I understand your desire to not "waste" a session, but my general advice would be that you will be much better off in the long run if you use a very conservative approach at the beginning of each phase. If you start with too much weight, you are constantly failing to achieve your goals; its de-motivating, and can result in injury. If you start with too little, you will complete every set, the risk of injury is reduced, and you feel good about your accomplishments. You can quickly dial up the resistance in a gradual fashion, that makes you feel like you're constantly improving between each workout.

Any, to be more specific, here is how I determine the resistance for my first workout. I will go through my hangboard logs from the previous 3-4 seasons, and particularly look at how much the resistance changed between the first 2-3 workouts. The reason I go back several seasons, is that hangboarding is more difficulat at different times of year. When its cold out, you can do a lot more weight, because the friction is better.
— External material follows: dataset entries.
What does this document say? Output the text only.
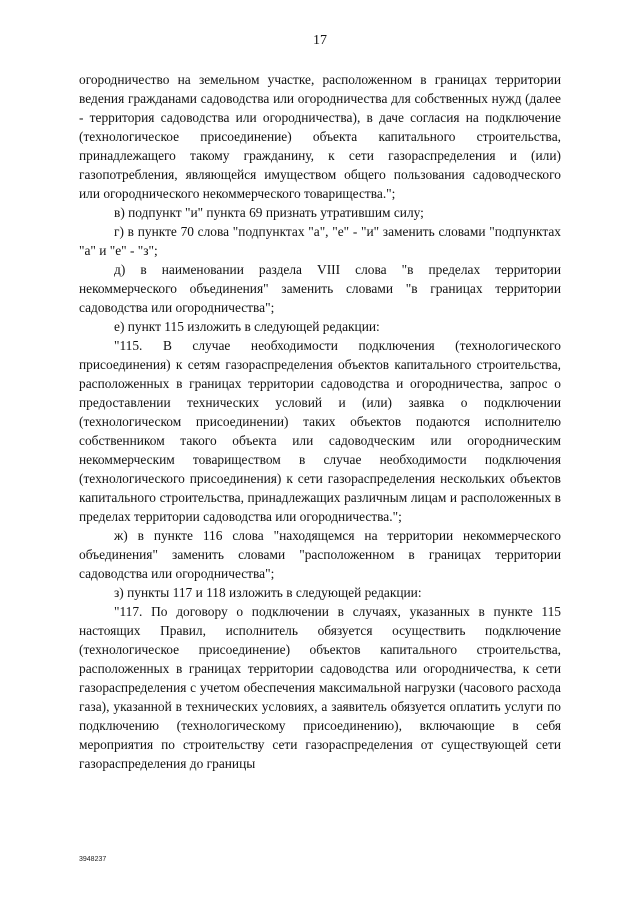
17

огородничество на земельном участке, расположенном в границах территории ведения гражданами садоводства или огородничества для собственных нужд (далее - территория садоводства или огородничества), в даче согласия на подключение (технологическое присоединение) объекта капитального строительства, принадлежащего такому гражданину, к сети газораспределения и (или) газопотребления, являющейся имуществом общего пользования садоводческого или огороднического некоммерческого товарищества.";

в) подпункт "и" пункта 69 признать утратившим силу;

г) в пункте 70 слова "подпунктах "а", "е" - "и" заменить словами "подпунктах "а" и "е" - "з";

д) в наименовании раздела VIII слова "в пределах территории некоммерческого объединения" заменить словами "в границах территории садоводства или огородничества";

е) пункт 115 изложить в следующей редакции:

"115. В случае необходимости подключения (технологического присоединения) к сетям газораспределения объектов капитального строительства, расположенных в границах территории садоводства и огородничества, запрос о предоставлении технических условий и (или) заявка о подключении (технологическом присоединении) таких объектов подаются исполнителю собственником такого объекта или садоводческим или огородническим некоммерческим товариществом в случае необходимости подключения (технологического присоединения) к сети газораспределения нескольких объектов капитального строительства, принадлежащих различным лицам и расположенных в пределах территории садоводства или огородничества.";

ж) в пункте 116 слова "находящемся на территории некоммерческого объединения" заменить словами "расположенном в границах территории садоводства или огородничества";

з) пункты 117 и 118 изложить в следующей редакции:

"117. По договору о подключении в случаях, указанных в пункте 115 настоящих Правил, исполнитель обязуется осуществить подключение (технологическое присоединение) объектов капитального строительства, расположенных в границах территории садоводства или огородничества, к сети газораспределения с учетом обеспечения максимальной нагрузки (часового расхода газа), указанной в технических условиях, а заявитель обязуется оплатить услуги по подключению (технологическому присоединению), включающие в себя мероприятия по строительству сети газораспределения от существующей сети газораспределения до границы

3948237
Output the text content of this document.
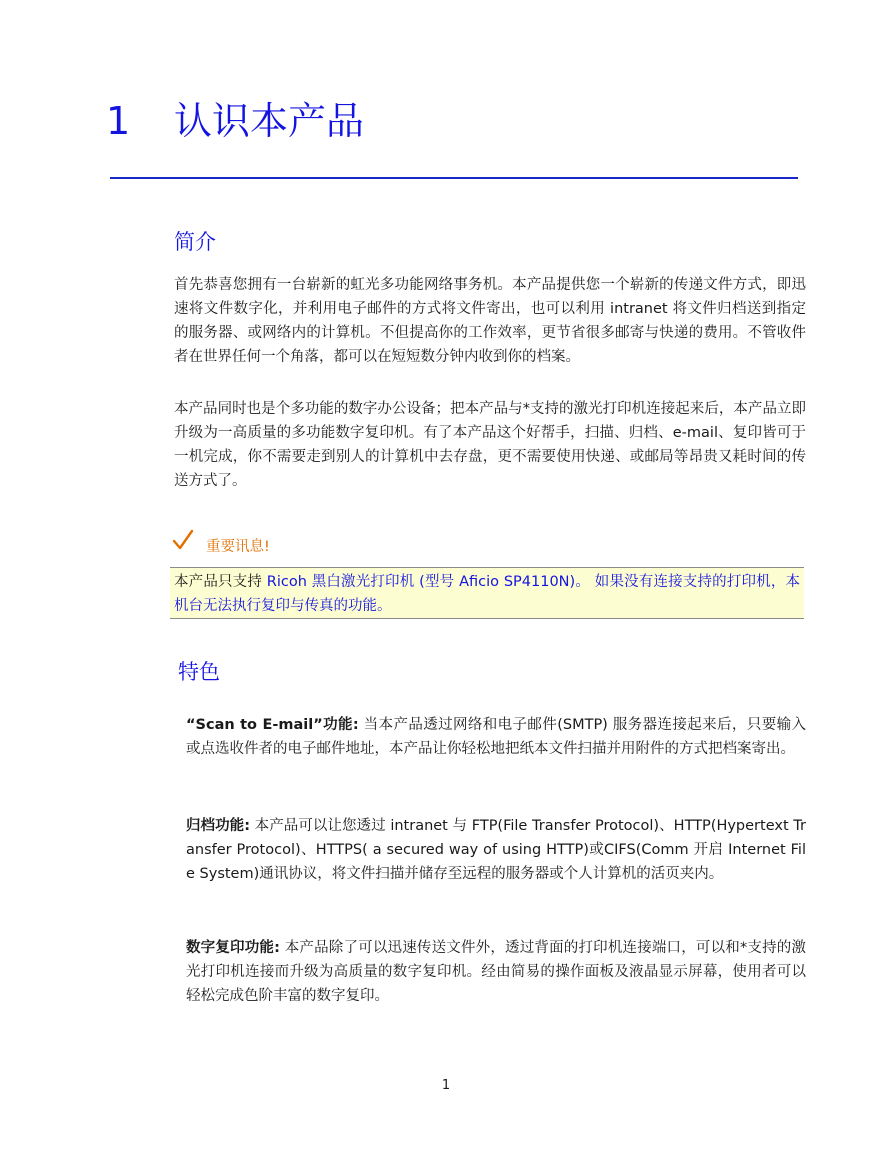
1 认识本产品
简介
首先恭喜您拥有一台崭新的虹光多功能网络事务机。本产品提供您一个崭新的传递文件方式，即迅速将文件数字化，并利用电子邮件的方式将文件寄出，也可以利用 intranet 将文件归档送到指定的服务器、或网络内的计算机。不但提高你的工作效率，更节省很多邮寄与快递的费用。不管收件者在世界任何一个角落，都可以在短短数分钟内收到你的档案。
本产品同时也是个多功能的数字办公设备；把本产品与*支持的激光打印机连接起来后，本产品立即升级为一高质量的多功能数字复印机。有了本产品这个好帮手，扫描、归档、e-mail、复印皆可于一机完成，你不需要走到别人的计算机中去存盘，更不需要使用快递、或邮局等昂贵又耗时间的传送方式了。
重要讯息!
本产品只支持 Ricoh 黑白激光打印机 (型号 Aficio SP4110N)。 如果没有连接支持的打印机，本机台无法执行复印与传真的功能。
特色
“Scan to E-mail”功能: 当本产品透过网络和电子邮件(SMTP) 服务器连接起来后，只要输入或点选收件者的电子邮件地址，本产品让你轻松地把纸本文件扫描并用附件的方式把档案寄出。
归档功能: 本产品可以让您透过 intranet 与 FTP(File Transfer Protocol)、HTTP(Hypertext Transfer Protocol)、HTTPS( a secured way of using HTTP)或CIFS(Comm 开启 Internet File System)通讯协议，将文件扫描并储存至远程的服务器或个人计算机的活页夹内。
数字复印功能: 本产品除了可以迅速传送文件外，透过背面的打印机连接端口，可以和*支持的激光打印机连接而升级为高质量的数字复印机。经由简易的操作面板及液晶显示屏幕，使用者可以轻松完成色阶丰富的数字复印。
1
If you did your first cycle in December, the data you recorded will not correlate well to what you can do in June.

Anyway, I look at what my goals were for the first session, then I compare it what I actually did. Then I compare that to what I did in the 2nd and 3rd workouts. If I upped the resistance significantly between workouts 1&2, and I managed to complete all or most of the exercises in workout #2, then obviously workout 1 was not challenging enough, so I will base next season's workout #1 goals on what I did in workout #2.

On the other hand, if I was barely able to do workout #1 last time, I will repeat the same resistances again.

So anyway, the resistance for workout #1 next time around should not have much to do with what you did on your LAST workout last season. It should be based on what you did in the first 2-3 workouts last season. There shouldn;t be a huge jump. Overall, if you are improving 10lbs on each exercise each season, you're doing good. Some grips will improve more, some less. In other words, your basically starting over from scratch each season, except that maybe you are 5-10lbs stronger than you were at the beginning of last season. If you take this advice, you will find that you will be able to ratchet up the resistance pretty consistently each workout, and you will surpass your previous best efforts from last season (but it won;t happen until near the end of the hypertrophy phase).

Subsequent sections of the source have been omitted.